3 June, 2021
Slow Cooker Dilly Bean Beef
I cooked today. Actually, I used my slow cooker today because it is hot. 32 degrees Celsius. This is a bit of a shock to the system – we had snow every 2 or 3 days up until a week or so ago.
We were talking to our landlord a month or so ago, saying how hot our place gets in summer and how we were going to just use the portable air conditioner we have rather than the window ones we bought years ago because we don’t want to mess up the new window frames. He optimistically said that with the new windows, we would probably be able to just use fans. That would be a no. It is so warm the cats are laying in the doorway of the room with the air conditioner in it. Normal cats sleep in sunbeams – mine are not interested in that business, thank you very much.

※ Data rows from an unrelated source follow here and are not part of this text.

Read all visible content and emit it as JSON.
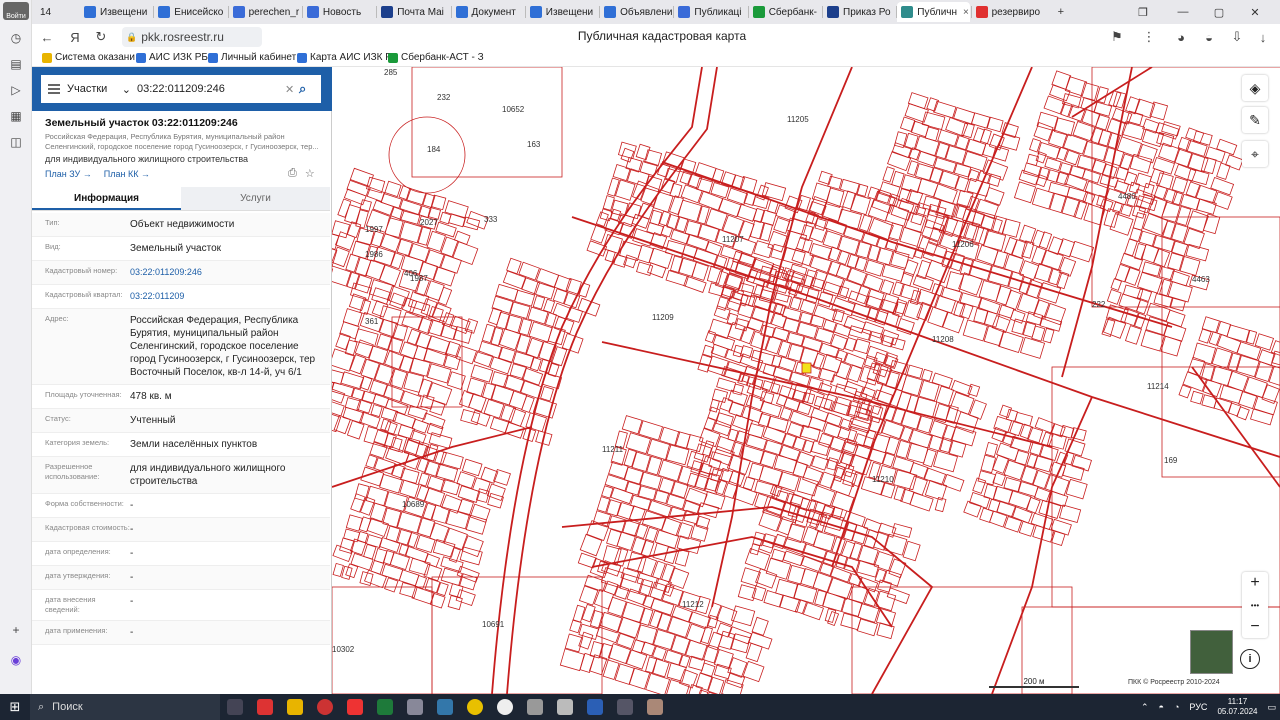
{
  "browser": {
    "tab_count": "14",
    "tabs": [
      {
        "label": "Извещени",
        "color": "#2f6fd6"
      },
      {
        "label": "Енисейско",
        "color": "#2f6fd6"
      },
      {
        "label": "perechen_r",
        "color": "#3a6bd8"
      },
      {
        "label": "Новость",
        "color": "#3a6bd8"
      },
      {
        "label": "Почта Mai",
        "color": "#1c3f8c"
      },
      {
        "label": "Документ",
        "color": "#2f6fd6"
      },
      {
        "label": "Извещени",
        "color": "#2f6fd6"
      },
      {
        "label": "Объявлени",
        "color": "#2f6fd6"
      },
      {
        "label": "Публикаці",
        "color": "#3a6bd8"
      },
      {
        "label": "Сбербанк-",
        "color": "#1a9a3a"
      },
      {
        "label": "Приказ Ро",
        "color": "#1c3f8c"
      },
      {
        "label": "Публичн",
        "color": "#2f8c8c"
      },
      {
        "label": "резервиро",
        "color": "#e03030"
      }
    ],
    "active_tab_index": 11,
    "close_label": "×",
    "new_tab_label": "+",
    "url": "pkk.rosreestr.ru",
    "page_title": "Публичная кадастровая карта",
    "bookmarks": [
      {
        "label": "Система оказани",
        "color": "#e8b400"
      },
      {
        "label": "АИС ИЗК РБ",
        "color": "#2f6fd6"
      },
      {
        "label": "Личный кабинет",
        "color": "#2f6fd6"
      },
      {
        "label": "Карта АИС ИЗК Р",
        "color": "#2f6fd6"
      },
      {
        "label": "Сбербанк-АСТ - З",
        "color": "#1a9a3a"
      }
    ],
    "sidebar_avatar_label": "Войти"
  },
  "panel": {
    "search": {
      "type_label": "Участки",
      "value": "03:22:011209:246"
    },
    "object": {
      "title": "Земельный участок 03:22:011209:246",
      "address_short": "Российская Федерация, Республика Бурятия, муниципальный район Селенгинский, городское поселение город Гусиноозерск, г Гусиноозерск, тер...",
      "purpose": "для индивидуального жилищного строительства",
      "plan_zu": "План ЗУ →",
      "plan_kk": "План КК →"
    },
    "tabs": {
      "info": "Информация",
      "services": "Услуги"
    },
    "props": [
      {
        "k": "Тип:",
        "v": "Объект недвижимости",
        "link": false
      },
      {
        "k": "Вид:",
        "v": "Земельный участок",
        "link": false
      },
      {
        "k": "Кадастровый номер:",
        "v": "03:22:011209:246",
        "link": true
      },
      {
        "k": "Кадастровый квартал:",
        "v": "03:22:011209",
        "link": true
      },
      {
        "k": "Адрес:",
        "v": "Российская Федерация, Республика Бурятия, муниципальный район Селенгинский, городское поселение город Гусиноозерск, г Гусиноозерск, тер Восточный Поселок, кв-л 14-й, уч 6/1",
        "link": false
      },
      {
        "k": "Площадь уточненная:",
        "v": "478 кв. м",
        "link": false
      },
      {
        "k": "Статус:",
        "v": "Учтенный",
        "link": false
      },
      {
        "k": "Категория земель:",
        "v": "Земли населённых пунктов",
        "link": false
      },
      {
        "k": "Разрешенное использование:",
        "v": "для индивидуального жилищного строительства",
        "link": false
      },
      {
        "k": "Форма собственности:",
        "v": "-",
        "link": false
      },
      {
        "k": "Кадастровая стоимость:",
        "v": "-",
        "link": false
      },
      {
        "k": "дата определения:",
        "v": "-",
        "link": false
      },
      {
        "k": "дата утверждения:",
        "v": "-",
        "link": false
      },
      {
        "k": "дата внесения сведений:",
        "v": "-",
        "link": false
      },
      {
        "k": "дата применения:",
        "v": "-",
        "link": false
      }
    ]
  },
  "map": {
    "quarter_labels": [
      "11205",
      "11207",
      "11206",
      "11209",
      "11208",
      "11214",
      "11211",
      "11210",
      "11212",
      "10691",
      "10689",
      "10652",
      "10302",
      "4480",
      "4463",
      "222",
      "169",
      "163",
      "184",
      "361",
      "1986",
      "1987",
      "333",
      "1997",
      "2027",
      "406",
      "232",
      "285"
    ],
    "scale_label": "200 м",
    "copyright": "ПКК © Росреестр 2010-2024",
    "stroke_color": "#c81e1e",
    "highlight_color": "#f2e21a",
    "zoom_in": "+",
    "zoom_more": "•••",
    "zoom_out": "−",
    "info_label": "i"
  },
  "taskbar": {
    "search_label": "Поиск",
    "lang": "РУС",
    "time": "11:17",
    "date": "05.07.2024"
  }
}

It’s hot enough I didn’t even want to barbeque and I used the air conditioning in my car when I drove today, instead of just opening all my windows. Utter madness!

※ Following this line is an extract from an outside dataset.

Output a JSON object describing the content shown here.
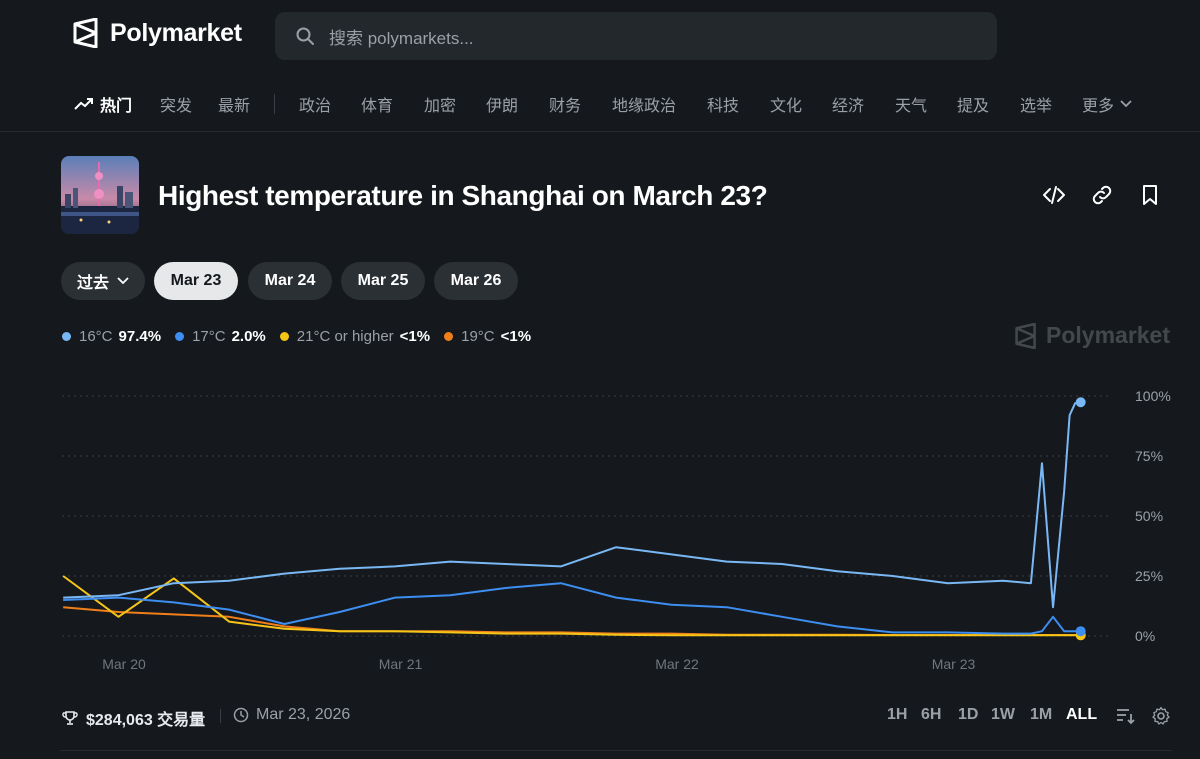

I was looking through an older cookbook that I borrowed from a friend and found a recipe for Hot Beef Sandwiches cooked in dill pickles and tomatoes and other things. I have dill pickles, but more importantly, I have dilly beans I made a couple years ago. This seemed like a pretty good way to use a jar. I actually added some leftover onion, tomato and a single piece of a dill pickle I had left over from burgers we had the other night, so technically there are tomatoes in this, but it’s 3 slices of one tomato, probably not enough to affect the flavour – just enough to help keep the fridge cleaned out. I had burger buns from a couple nights ago, also, so there was no need to make any more. All set, minimal effort – no oven time!
- 1 lb (or more, depending on how many you’re feeding) of beef. I used stew beef since it was going into the slow cooker and would be shredded. Don’t use an expensive cut, let the slow cooker do what it’s best at.

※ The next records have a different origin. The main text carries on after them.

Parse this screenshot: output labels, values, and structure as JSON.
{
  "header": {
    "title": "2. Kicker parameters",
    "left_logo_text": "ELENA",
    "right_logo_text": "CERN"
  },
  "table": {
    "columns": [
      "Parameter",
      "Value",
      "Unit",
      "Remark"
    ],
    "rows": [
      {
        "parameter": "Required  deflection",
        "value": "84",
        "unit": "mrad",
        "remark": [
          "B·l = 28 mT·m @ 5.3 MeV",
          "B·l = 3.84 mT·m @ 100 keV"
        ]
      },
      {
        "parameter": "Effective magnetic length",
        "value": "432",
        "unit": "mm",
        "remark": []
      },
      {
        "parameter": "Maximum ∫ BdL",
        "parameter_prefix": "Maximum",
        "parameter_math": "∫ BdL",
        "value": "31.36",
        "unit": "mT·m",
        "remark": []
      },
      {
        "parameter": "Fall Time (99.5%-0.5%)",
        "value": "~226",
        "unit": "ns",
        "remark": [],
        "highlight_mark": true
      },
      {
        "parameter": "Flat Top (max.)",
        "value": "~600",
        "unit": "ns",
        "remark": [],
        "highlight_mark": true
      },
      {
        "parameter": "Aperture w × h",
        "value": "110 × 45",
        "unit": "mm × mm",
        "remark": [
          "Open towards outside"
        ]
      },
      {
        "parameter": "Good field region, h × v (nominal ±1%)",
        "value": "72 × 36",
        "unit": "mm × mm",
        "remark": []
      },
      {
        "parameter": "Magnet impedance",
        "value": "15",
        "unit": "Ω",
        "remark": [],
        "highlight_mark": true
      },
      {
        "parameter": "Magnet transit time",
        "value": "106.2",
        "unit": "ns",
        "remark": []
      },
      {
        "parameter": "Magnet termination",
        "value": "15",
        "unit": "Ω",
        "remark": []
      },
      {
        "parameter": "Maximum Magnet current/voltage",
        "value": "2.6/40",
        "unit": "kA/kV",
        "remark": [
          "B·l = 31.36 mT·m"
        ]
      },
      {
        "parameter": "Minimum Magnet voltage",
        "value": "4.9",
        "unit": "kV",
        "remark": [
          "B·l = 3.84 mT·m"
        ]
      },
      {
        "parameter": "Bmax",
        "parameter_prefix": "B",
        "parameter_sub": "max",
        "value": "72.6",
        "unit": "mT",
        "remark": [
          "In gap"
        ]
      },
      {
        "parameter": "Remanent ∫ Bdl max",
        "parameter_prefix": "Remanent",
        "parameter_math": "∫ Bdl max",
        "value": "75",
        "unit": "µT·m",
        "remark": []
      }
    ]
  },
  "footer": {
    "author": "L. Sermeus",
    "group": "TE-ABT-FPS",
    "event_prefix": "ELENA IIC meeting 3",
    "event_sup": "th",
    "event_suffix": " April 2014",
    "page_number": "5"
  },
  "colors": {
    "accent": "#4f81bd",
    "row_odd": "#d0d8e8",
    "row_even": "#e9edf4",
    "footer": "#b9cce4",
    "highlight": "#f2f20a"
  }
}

- 2 cups of dilly beans with brine – or dill pickles, or pickled jalapenos (tamed or not)
- 1 medium onion, sliced into rounds
- you could also add garlic – I didn’t because the dilly beans were full of garlic
Simple to do, just put everything in the slow cooker, pop on the lid and let it cook for 4-5 hours on high or 7-8 hours on low. This may change depending on whether you’re using chunks like I did or a big roast in one piece. Mine only took about 4 hours.
To serve, I drained off the juice, shredded the beef, piled a good amount on a burger bun and added whatever toppings anyone wanted. There was lettuce, tomatoes, fresh onions, mayonnaise, mustard – the usual suspects. I kept it simple and just added mayonnaise and had a salad on the side.
Because I used dilly beans, there was garlic and spices in the brine and they added a little kick to the flavour – not spicy, but very flavourful.
I imagine, if you were so inclined, you could use the juice that was drained off as an au jus to dip your sandwich in.
If you wanted to make this low carb or keto, skip the bun and use a lettuce wrap, or a low carb wrap, or a keto bun or in a ‘bowl’. It is a bit salty, which certainly fits the keto need. (Helped to replace what I lost being so overheated today 🙂 )
This is a sort of tamed Mississippi pot roast, and I’m not mad about it at all.